Software designers have to strike a careful balance between letting users do what they want and alerting them to mistakes while avoiding pestering them so often that the warnings go ignored. Worst of all, an app could prevent someone from carrying out an action they want to take, leading them to abandon the app in frustration.
Nowhere is this more fraught than in Web browsers, especially considering that every major operating system ships with an in-house version, even as competition remains in place. People can switch easily, and browser makers know this. If your browser cautions, blocks, or nags you too much, you can just find one that’s less harsh—and I think this philosophy has led companies to allow more security issues to slip past.
Starting around 2015, Google’s Chrome and Mozilla Foundation’s Firefox have changed their approach a lot because of security issues relating to outdated cryptographic standards used in web server digital certificates. It’s spread to many less technical areas. Apple’s Safari, however, has mostly erred on the side of quietly deterring and deflecting without alerting, and there are good reasons it should change.
A password to the wise
One of the most dangerous points of interception when logging into a website is when you enter your username and password, especially if you can’t use two-factor or two-step authentication to confirm the login.
Until recently, only 40 percent of sites that had a login page used a mandatory secure connection for that page—in other words, they let you connect with plain http instead of https. Over the last year, the Mozilla Foundation says that’s increased to 70 percent. But that still leaves a big risk.
Any non-secured page can be rewritten by anyone who manages to stick themselves in the middle, whether on a café network or somewhere in the Internet’s recesses if they manage to tap into connections between a web server and its users. That can include criminals of course, as well as government operations that operate without a specific warrant or a consensus on the legality of interception.
As a result, both Chrome and Firefox now warn you in slightly different ways when they detect a login form on a non-secure page, to deter you from submitting a password there.
In January, starting with Firefox 51, Mozilla will show a lock icon with a red slash through it when a non-secure page collects a password. In future releases, it will be even more severe: a dropdown security warning will appear in any password field warning that the form page isn’t secure.
Google is taking a different approach starting with Chrome 56, released in late January. It marks all non-secure pages with login forms with a gray Not Secure message and an info (circle i) icon. Later, they’ll change that to a red warning and red text.
Safari could offer the same, but there’s no roadmap in its development blog or the Safari Technology Preview to do so.
Taking the next step
There’s a useful additional step that browser makers and apps that store passwords could take, though it requires a layer or more of opt-in to make it safe.

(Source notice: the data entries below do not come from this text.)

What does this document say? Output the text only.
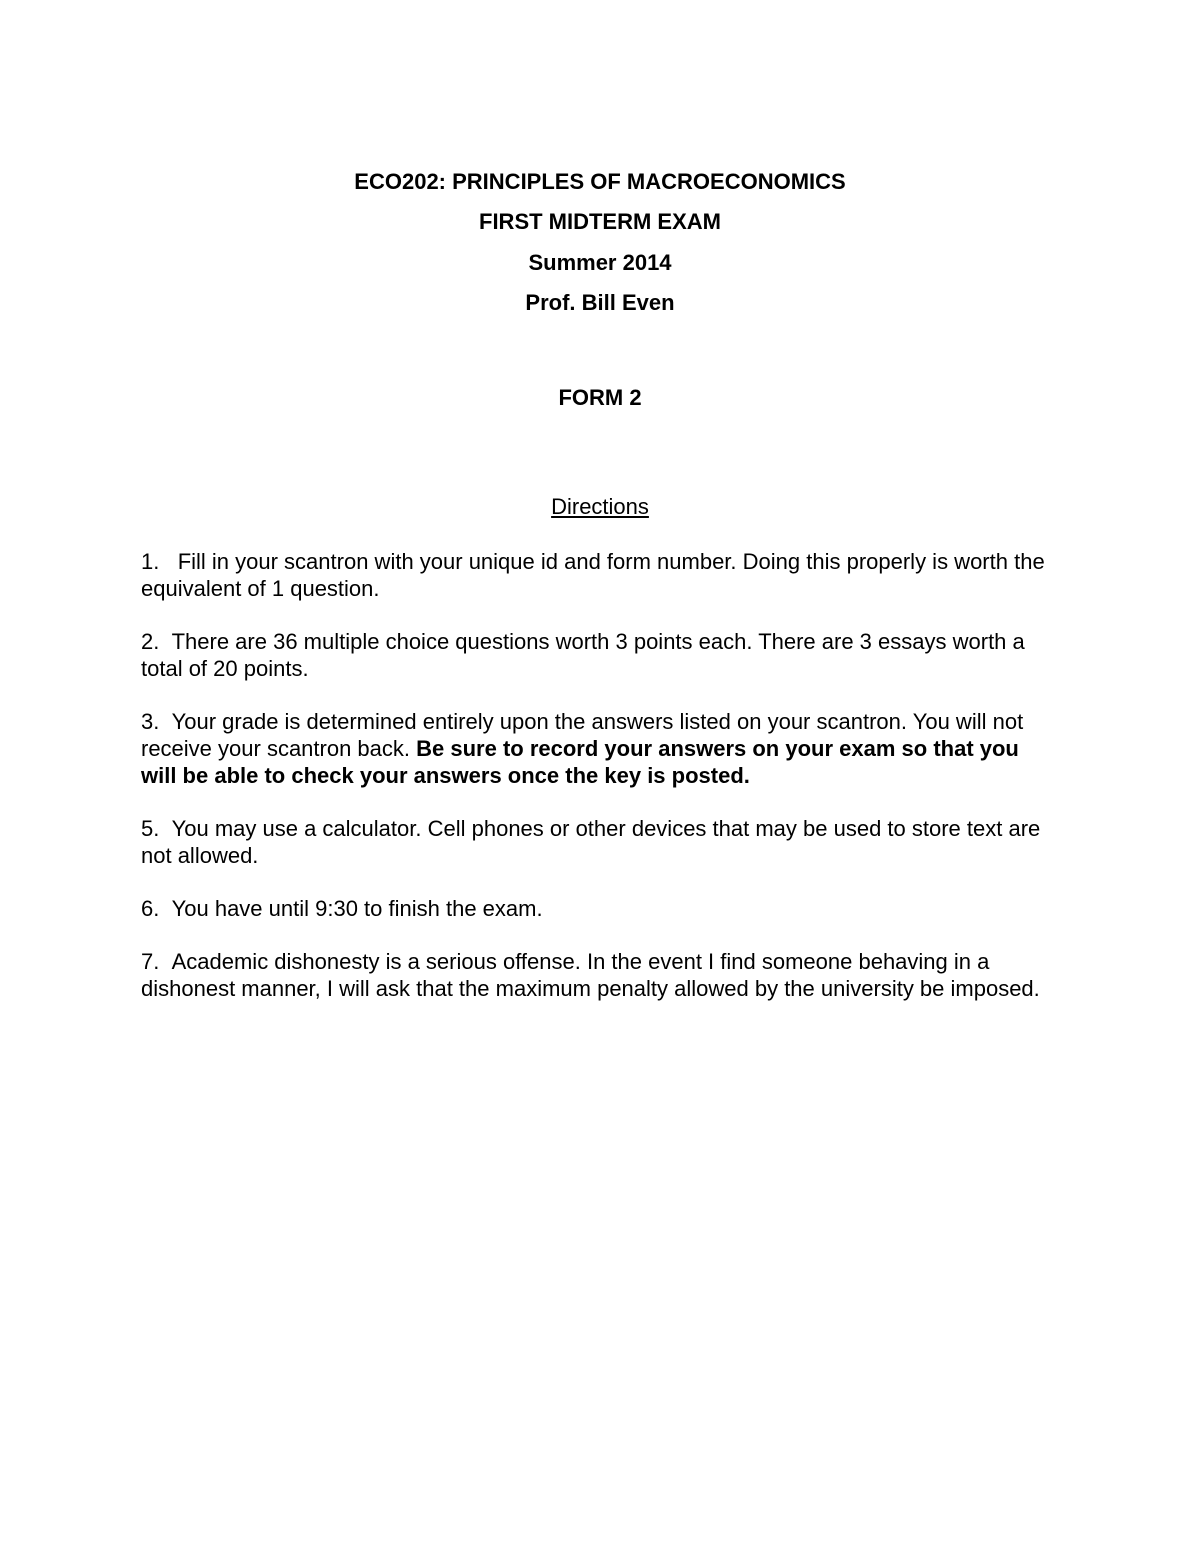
ECO202: PRINCIPLES OF MACROECONOMICS
FIRST MIDTERM EXAM
Summer 2014
Prof. Bill Even
FORM 2
Directions
1. Fill in your scantron with your unique id and form number. Doing this properly is worth the equivalent of 1 question.
2. There are 36 multiple choice questions worth 3 points each. There are 3 essays worth a total of 20 points.
3. Your grade is determined entirely upon the answers listed on your scantron. You will not receive your scantron back. Be sure to record your answers on your exam so that you will be able to check your answers once the key is posted.
5. You may use a calculator. Cell phones or other devices that may be used to store text are not allowed.
6. You have until 9:30 to finish the exam.
7. Academic dishonesty is a serious offense. In the event I find someone behaving in a dishonest manner, I will ask that the maximum penalty allowed by the university be imposed.
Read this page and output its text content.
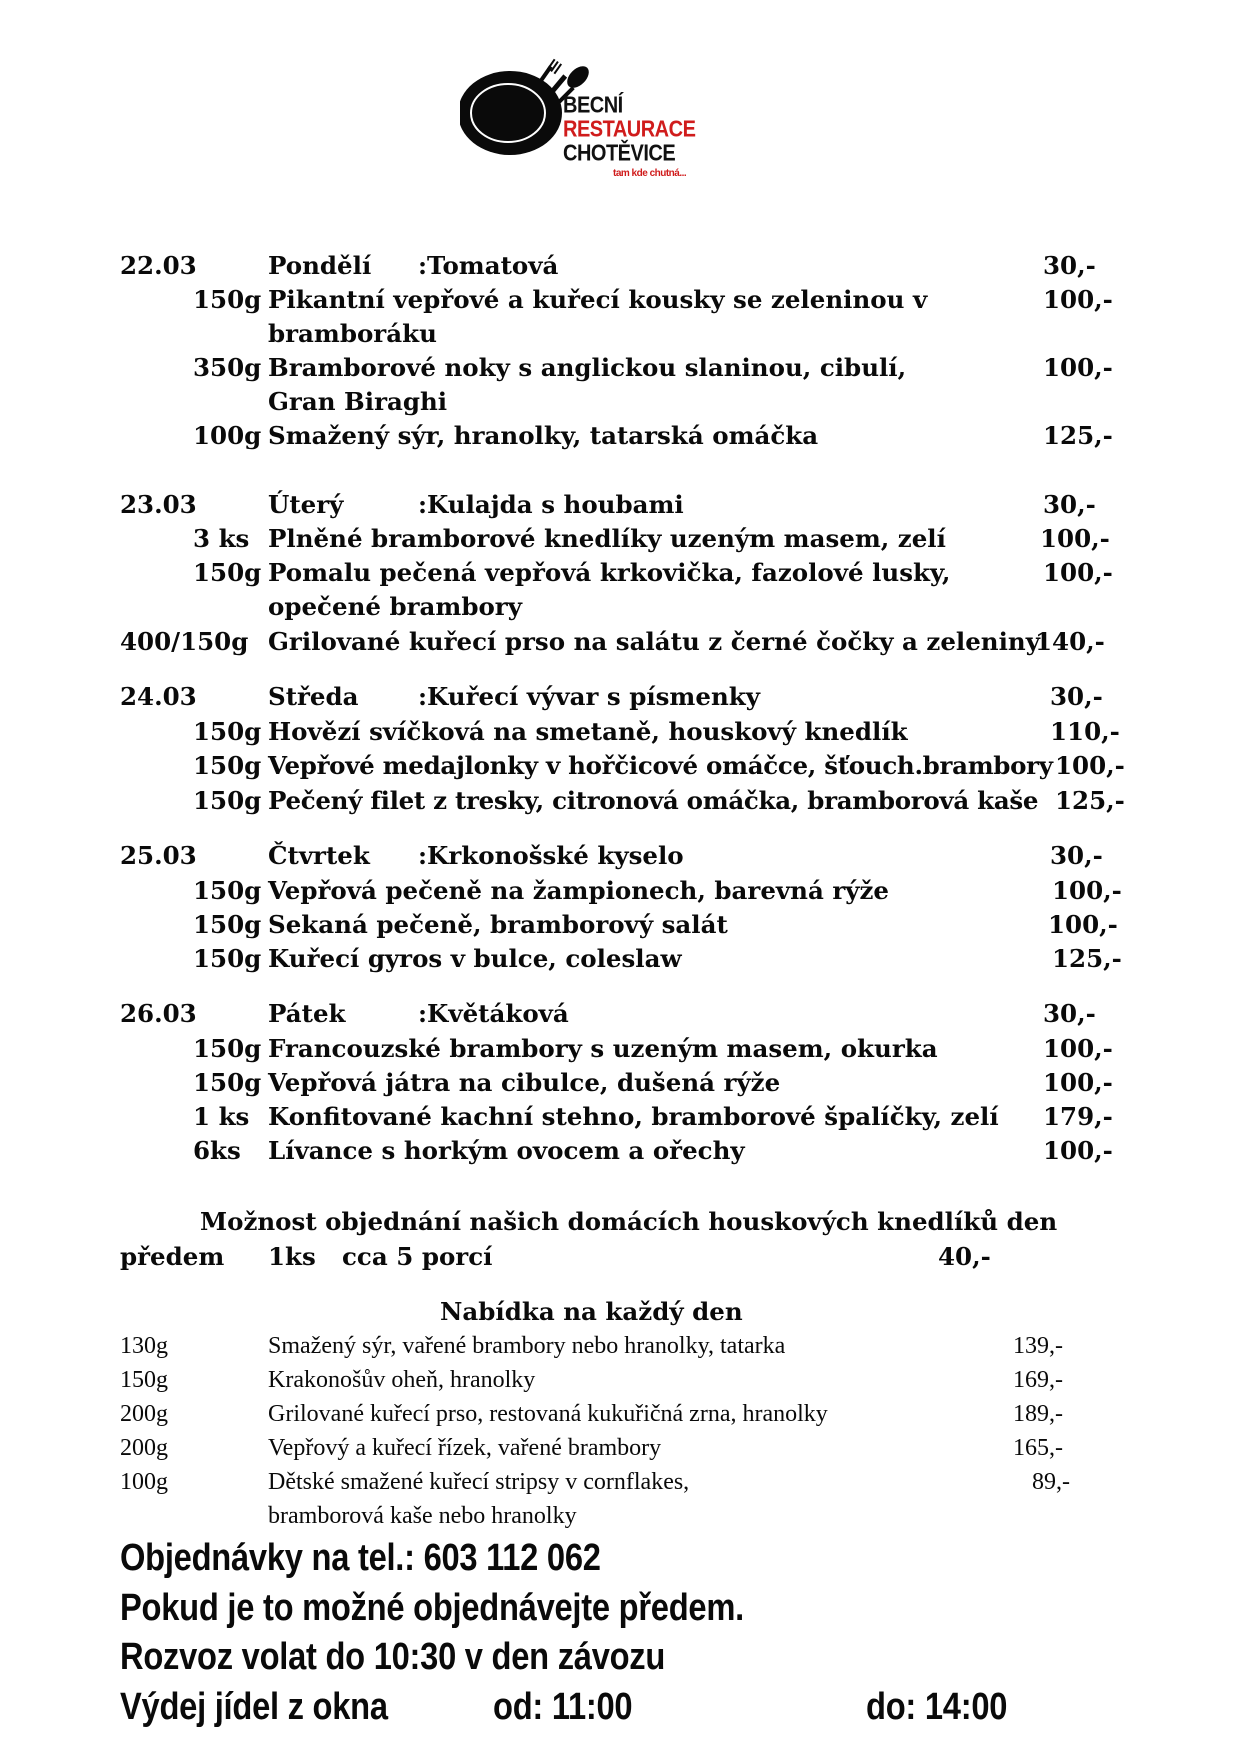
BECNÍ
RESTAURACE
CHOTĚVICE
tam kde chutná...
22.03	Pondělí :Tomatová	30,-
150g Pikantní vepřové a kuřecí kousky se zeleninou v
bramboráku
100,-
350g Bramborové noky s anglickou slaninou, cibulí,
Gran Biraghi
100,-
100g Smažený sýr, hranolky, tatarská omáčka	125,-
23.03	Úterý	:Kulajda s houbami	30,-
3 ks Plněné bramborové knedlíky uzeným masem, zelí	100,-
150g Pomalu pečená vepřová krkovička, fazolové lusky,
opečené brambory
100,-
400/150g Grilované kuřecí prso na salátu z černé čočky a zeleniny
140,-
24.03	Středa :Kuřecí vývar s písmenky	30,-
150g Hovězí svíčková na smetaně, houskový knedlík	110,-
150g Vepřové medajlonky v hořčicové omáčce, šťouch.brambory 100,-
150g Pečený filet z tresky, citronová omáčka, bramborová kaše 125,-
25.03	Čtvrtek :Krkonošské kyselo	30,-
150g Vepřová pečeně na žampionech, barevná rýže	100,-
150g Sekaná pečeně, bramborový salát	100,-
150g Kuřecí gyros v bulce, coleslaw	125,-
26.03	Pátek	:Květáková	30,-
150g Francouzské brambory s uzeným masem, okurka	100,-
150g Vepřová játra na cibulce, dušená rýže	100,-
1 ks Konfitované kachní stehno, bramborové špalíčky, zelí 179,-
6ks Lívance s horkým ovocem a ořechy	100,-
Možnost objednání našich domácích houskových knedlíků den
předem 1ks cca 5 porcí	40,-
Nabídka na každý den
130g	Smažený sýr, vařené brambory nebo hranolky, tatarka	139,-
150g	Krakonošův oheň, hranolky	169,-
200g	Grilované kuřecí prso, restovaná kukuřičná zrna, hranolky	189,-
200g	Vepřový a kuřecí řízek, vařené brambory	165,-
100g	Dětské smažené kuřecí stripsy v cornflakes,
bramborová kaše nebo hranolky
89,-
Objednávky na tel.: 603 112 062
Pokud je to možné objednávejte předem.
Rozvoz volat do 10:30 v den závozu
Výdej jídel z okna	od: 11:00	do: 14:00
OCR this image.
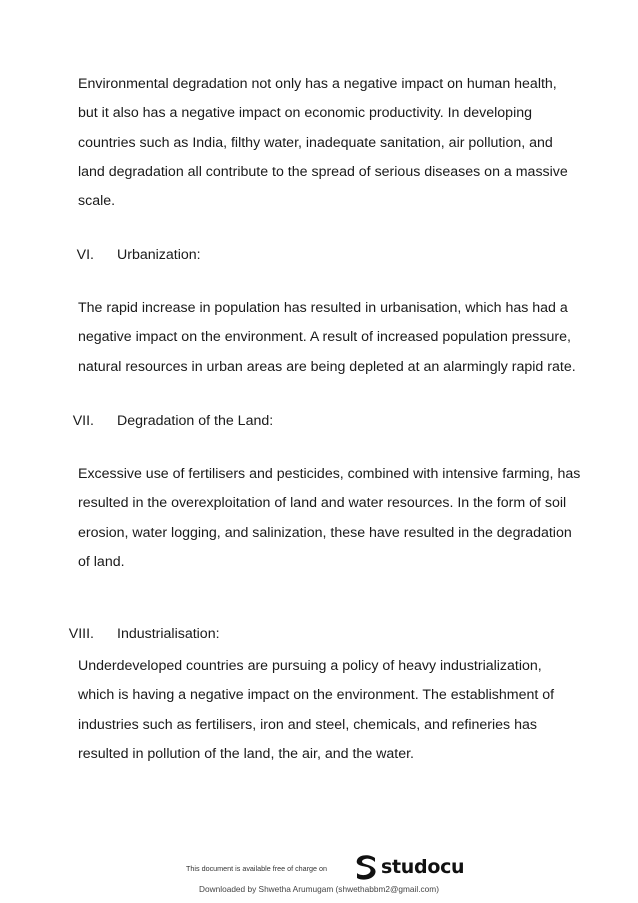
Environmental degradation not only has a negative impact on human health,
but it also has a negative impact on economic productivity. In developing
countries such as India, filthy water, inadequate sanitation, air pollution, and
land degradation all contribute to the spread of serious diseases on a massive
scale.

VI. Urbanization:

The rapid increase in population has resulted in urbanisation, which has had a
negative impact on the environment. A result of increased population pressure,
natural resources in urban areas are being depleted at an alarmingly rapid rate.

VII. Degradation of the Land:

Excessive use of fertilisers and pesticides, combined with intensive farming, has
resulted in the overexploitation of land and water resources. In the form of soil
erosion, water logging, and salinization, these have resulted in the degradation
of land.

VIII. Industrialisation:

Underdeveloped countries are pursuing a policy of heavy industrialization,
which is having a negative impact on the environment. The establishment of
industries such as fertilisers, iron and steel, chemicals, and refineries has
resulted in pollution of the land, the air, and the water.

This document is available free of charge on	studocu
Downloaded by Shwetha Arumugam (shwethabbm2@gmail.com)
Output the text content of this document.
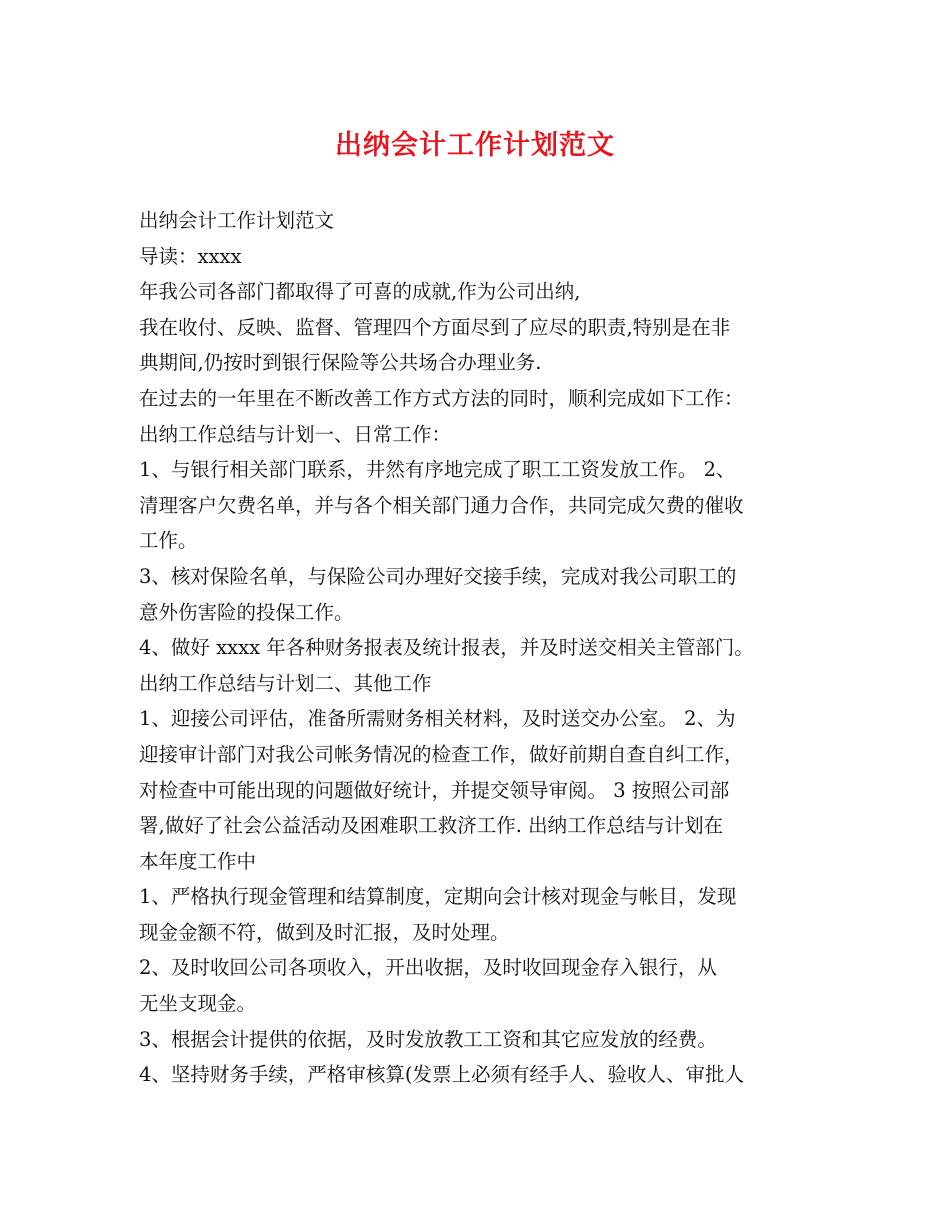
出纳会计工作计划范文
出纳会计工作计划范文
导读：xxxx
年我公司各部门都取得了可喜的成就,作为公司出纳,
我在收付、反映、监督、管理四个方面尽到了应尽的职责,特别是在非
典期间,仍按时到银行保险等公共场合办理业务.
在过去的一年里在不断改善工作方式方法的同时，顺利完成如下工作：
出纳工作总结与计划一、日常工作：
1、与银行相关部门联系，井然有序地完成了职工工资发放工作。 2、
清理客户欠费名单，并与各个相关部门通力合作，共同完成欠费的催收
工作。
3、核对保险名单，与保险公司办理好交接手续，完成对我公司职工的
意外伤害险的投保工作。
4、做好 xxxx 年各种财务报表及统计报表，并及时送交相关主管部门。
出纳工作总结与计划二、其他工作
1、迎接公司评估，准备所需财务相关材料，及时送交办公室。 2、为
迎接审计部门对我公司帐务情况的检查工作，做好前期自查自纠工作，
对检查中可能出现的问题做好统计，并提交领导审阅。 3 按照公司部
署,做好了社会公益活动及困难职工救济工作. 出纳工作总结与计划在
本年度工作中
1、严格执行现金管理和结算制度，定期向会计核对现金与帐目，发现
现金金额不符，做到及时汇报，及时处理。
2、及时收回公司各项收入，开出收据，及时收回现金存入银行，从
无坐支现金。
3、根据会计提供的依据，及时发放教工工资和其它应发放的经费。
4、坚持财务手续，严格审核算(发票上必须有经手人、验收人、审批人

I store passwords both in Safari (and iCloud Keychain) and using 1Password, and when they’re unlocked, I can retrieve them. These options and others already check when you autofill passwords that the site that you’re on matches precisely the one on which you stored a password—lookalike names or phishing attempts don’t produce matches. (1Password currently warns when you try to fill a password on an non-secured page that was originally stored on a secure one, which is a good alert.)
But if you have some of your passwords memorized, you still might wind up typing one in on a spoofed login page by mistake. In 2015, Google released a Chrome extension, Password Alert, that monitors for Google-only passwords entered on non-Google sites.
It would seem to be a relatively trivial matter—even if you had thousands of passwords stored—for a browser to monitor keystrokes in any password field (whether used that way or specified as such in the HTML form code) for a password that isn’t appropriate to the site. Because passwords are stored locally, your keystrokes wouldn’t need to be sent off elsewhere.
While this might be great to help you avoid phishing—hey, it would have helped John Podesta, big time—it’s also a tool you could offer to install and enable on the computers of people you know who ask you for computer help, like friends and relatives.
A nice fat warning that says, “This appears to be a password hijacking attempt: you didn’t store the password you’re entering for this site,” could deter more relatively naive users than any number of lectures about checking domain names.
Apple would be the likeliest company to offer this first, because Safari has richly integrated password storage. I’d love to see Apple take some of the same approach with passwords and Safari that it’s brought to overall operating system security with iOS. There’s so much benefit with such little effort. Apple has restricted automatic use of Flash and other media plug-ins along with other browser makers, but it hasn’t pushed hard enough in other areas.
In the meantime, Google and Mozilla seem determined to keep cranking harder at reducing opportunities for exploitation. Ultimately, those two organizations want 100 percent of the web to be delivered over secure connections. It’s a good goal and achievable.